「選手たちの気持ちがつながった」

立大は8回裏に3点差を追いつくと、9回裏は村本がサヨナラタイムリーを放ち、グラウンド上はもみくちゃになった[写真=田中慎一郎]
【5月3日】東京六大学リーグ戦
立大5x-4早大(立大1勝)
終盤の粘り。立大が地力をつけてきた。早大のエース・
伊藤樹(4年・仙台育英高)に7回まで6安打1得点に抑えられていた。しかも、エラー絡みの失点もあり、内容は芳しくなかった。1対4で終盤2イニングの攻防である。就任2年目の木村泰雄監督は言う。
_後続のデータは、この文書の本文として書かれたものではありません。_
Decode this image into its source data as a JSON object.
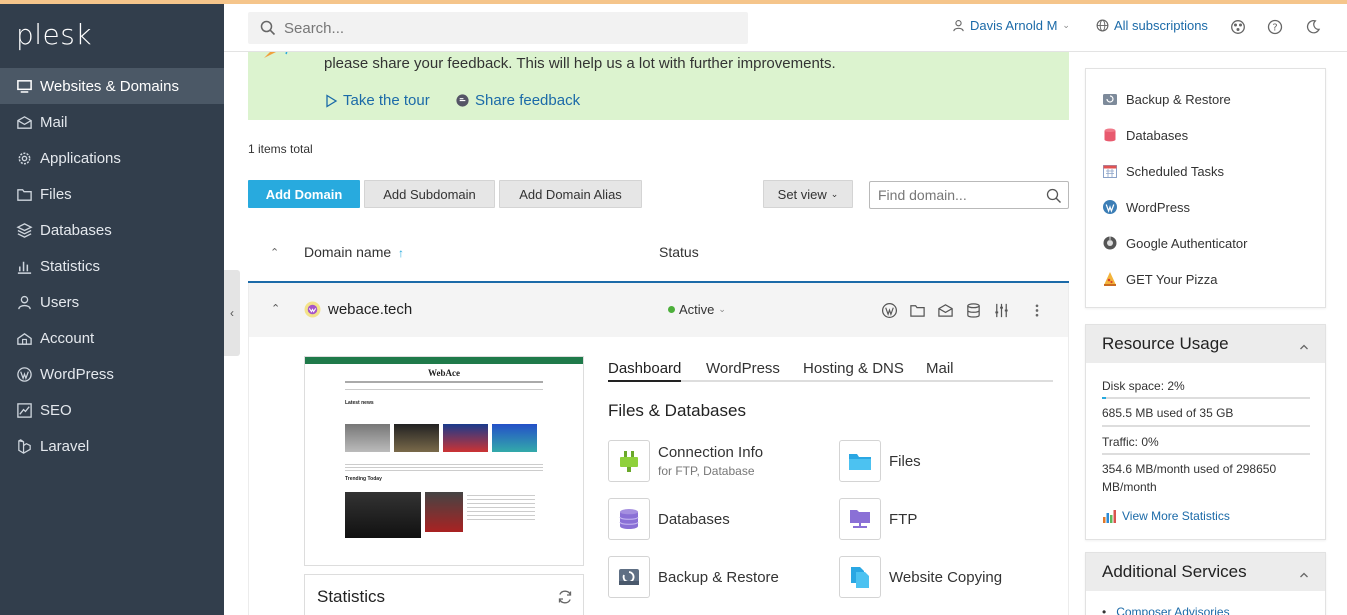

「最後まであきらめない雰囲気がある。1点ずつ取っていけば追いつける。選手たちの気持ちがつながった」
立大は8回裏、二死満塁からボークで1点を返すと、早大はリリーフエース・
田和廉(4年・早実)にスイッチ。打席の丸山一喜(3年・大阪桐蔭高)は直感した。「これでいけると思った。一本出せば、2点入る」。試合の空気を読み、交代直後の初球をセンター前にはじき返した。値千金の同点適時打。9回裏は敵失からチャンスを広げ、一死満塁から村本勇海(2年・大阪桐蔭高)の中前サヨナラタイムリーで、決着をつけた。
逆転勝利の背景には、先発の小畠一心(4年・智弁学園高)が6回3失点と仕事を果たし、竹中勇登(4年・大阪桐蔭高)、吉野
蓮(4年・仙台育英高)とリリーフ陣の献身的な働きも見逃せない。
立大は開幕カードの慶大戦を1勝2敗で勝ち点を落としたが、法大戦で連勝。リーグ3連覇を狙っている早大との今カードは、2017年春以来の天皇杯奪還を目指す上でヤマ場である。勝ち点4勝負のV争いに持ち込むためにも、早大戦は連勝で終えたいところ。ミスをカバーできるチーム力がついてきた立大は、神宮での一戦ごとにたくましさを増している。